It adds up for Caribou: A mathematician who inhabits two different Londons
John Rogers | Tuesday 1 June, 2010 21:48
Caribou’s Daniel Snaith is on the California leg of his current U.S. tour, and he’s losing his voice. “I might be more concise than I normally would be,” he laughs, “which is probably a good thing.”
But there’s no need for brevity; famously academic, Snaith makes an engaging interviewee. He was born in Canada to English émigré parents, trading London, Ontario for London, England ten years ago to undertake a mathematics PhD. A decade later, he’s not trading in his passport any time soon. “I’m definitely Canadian – my parents were English and emigrated to Canada. I’m not very much of a nationalist of anything I definitely like the sense that I’m living somewhere that doesn’t feel like home.

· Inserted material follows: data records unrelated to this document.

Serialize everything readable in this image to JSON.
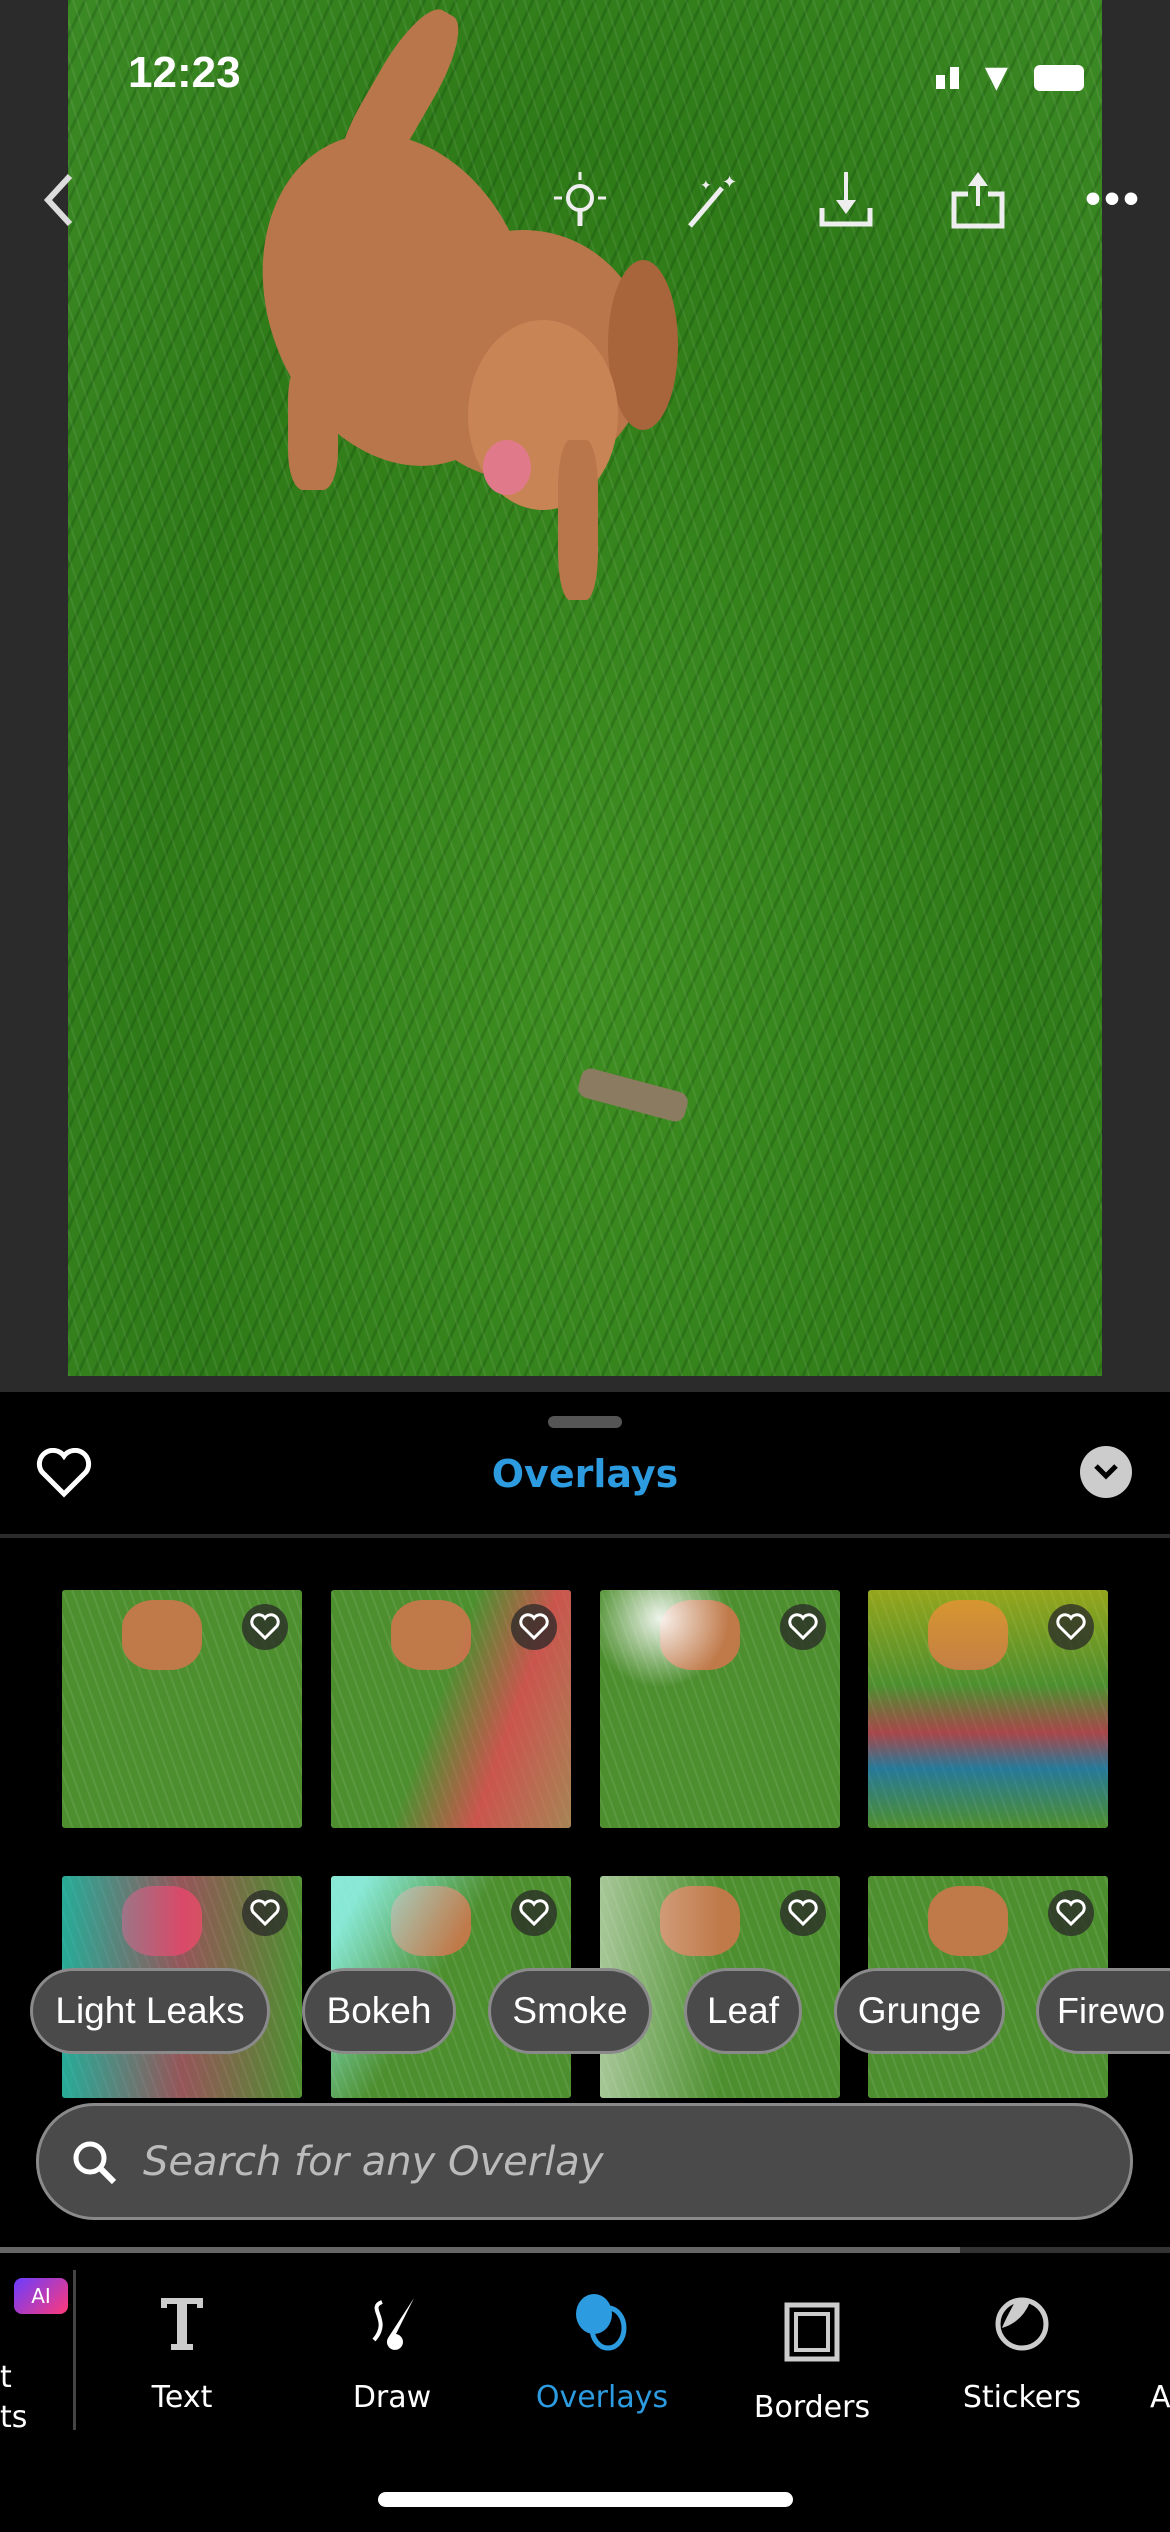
{
  "status_bar": {
    "time": "12:23"
  },
  "top_toolbar": {
    "icons": [
      "back-icon",
      "lightbulb-icon",
      "magic-wand-icon",
      "download-icon",
      "share-icon",
      "more-icon"
    ]
  },
  "panel": {
    "title": "Overlays"
  },
  "thumbnails": [
    {
      "tint": "none"
    },
    {
      "tint": "red-leak"
    },
    {
      "tint": "flare"
    },
    {
      "tint": "rainbow"
    },
    {
      "tint": "rainbow-left"
    },
    {
      "tint": "cyan-beam"
    },
    {
      "tint": "white-leak"
    },
    {
      "tint": "plain"
    }
  ],
  "chips": [
    "Light Leaks",
    "Bokeh",
    "Smoke",
    "Leaf",
    "Grunge",
    "Firewo"
  ],
  "search": {
    "placeholder": "Search for any Overlay"
  },
  "tools": {
    "partial_left": "t\nts",
    "ai_badge": "AI",
    "items": [
      "Text",
      "Draw",
      "Overlays",
      "Borders",
      "Stickers",
      "A"
    ],
    "active": "Overlays"
  },
  "colors": {
    "accent": "#2c9be0"
  }
}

London is more of a home than anywhere apart from Canada.”
Since then, he’s been making music full time, first under the banner of Manitoba and then when legal action forced him to drop that name, as Caribou. “I was a student, I kind of studied and finished my PhD and by that time music took over,” he recalls. “I never had a mathematical job, but that’s what I was thinking I was going to do I guess.”
The new Caribou album, Swim, was released in April via City Slang, his first in three years. The title came partly from Snaith’s new found love of the activity of swimming itself. “That’s one half of the reason for the title, the naïve reason,” he explains. “The other being that I had this idea of making music that sounded fluid or sounded liquid in its characteristics.”
It’s easy to see why swimming is an appealing activity in London, offering some much needed space and escape from the heat and bustle of the city. Snaith swims up in Stoke Newington; we compare notes about my local pool in Hackney. “I like London a lot, it’s a difficult city but it has a lot to offer,” he says. “It’s not particularly musical things that attract me to the city, more it being a hub and a metropolis kind of thing, but in the last couple of years I’ve been listening to a lot of young dance music producers, and that’s definitely part of what ended up on the new record.”
The rippling electronica of Swim is a definite departure from the lush chamber-pop sound of his previous album Andorra, taking its cues from various sub-genres of dance music. But it still has a hazy, psychedelic edge that bears the hallmark of Caribou. Minimal electronics are punctuated by dynamic interventions, be it looped bell sounds, groaning brass or violent, tumbling string arrangements that are gone as soon as they appear. It’s a meticulous record in many ways; a producer friend of mine notes that the production work sounds detailed and “pored over.”
“The process that seems to work for me is just to make a lot of music,” explains Snaith. “I made between 600 and 700 half finished tracks for this album and whittled it down to nine. I’m not very good at making nine tracks and them all going on the record.” And what will become of the rest? “There’s a two hour CD that has some of the other ones I like that don’t fit the overall aesthetic of the album or go off on different tangents. But trust me nobody wants to listen to all of those! They’re more like intermediate steps on the way to making the album rather than being fully formed distinct things.”
I wonder if Snaith’s relationship with Fuck Buttons, with whom he went on an epic U.S. tour in 2009, has rubbed off on him. “Andy, Ben and I have become really good friends,” he says. “Andy came around to my place during the recording of this record – he was one of the first people to hear this track, and we were talking about dance music we were excited by. Him and a few other close friends – that was an important part of it I think, sharing the excitement about new dance music.”
The recent wave of bedroom producers and remixers was part of the inspiration behind the new record. “It seems like a much more interesting time for that kind of music than it was a few years ago. There seems to be more idiosyncratic people doing their own thing James White and Iconica, in the wake of Burial things seem to have diversified a lot, which is exciting for me.”
Caribou has more of a connection to the Burial method of working than it might seem upon first glance, working in a home studio. “I record and produce everything myself, but I mixed half of it with David Wrench in Wales and half of it with Jeremy from Junior Boys in Canada.”
All of which suggests that Snaith’s production talents could be used on other bands. “I would be kind of interested – it’s not something I’ve ever done, it’s something that people have approached me about doing,” he says, carefully. “But I work very slowly, and this sounds kind of horrible, but I’m more interested in making my own music than anybody else’s, so more out of a lack of time I’ve always turned that kind of stuff down.”
The Caribou live show has evolved to present the new record. “It actually looks pretty similar – two drum kits and various other instruments and four of us onstage,” he explains. “But inevitably we’ve had to learn how to integrate the technological aspects into the show and it’s worked really really well. In the last few years the technology has improved to the point that all the things that we wanted to do are completely possible. It’s augmented what we wanted to whereas in the past I’ve found technology has inhibited us.”
Snaith’s considered creativity and purposeful approach to making music is one that’s borne fruit again on his new record. Swim melds together the organised, minimal structures of techno with an organic, fluid sound, making dance music that can move more than just feet.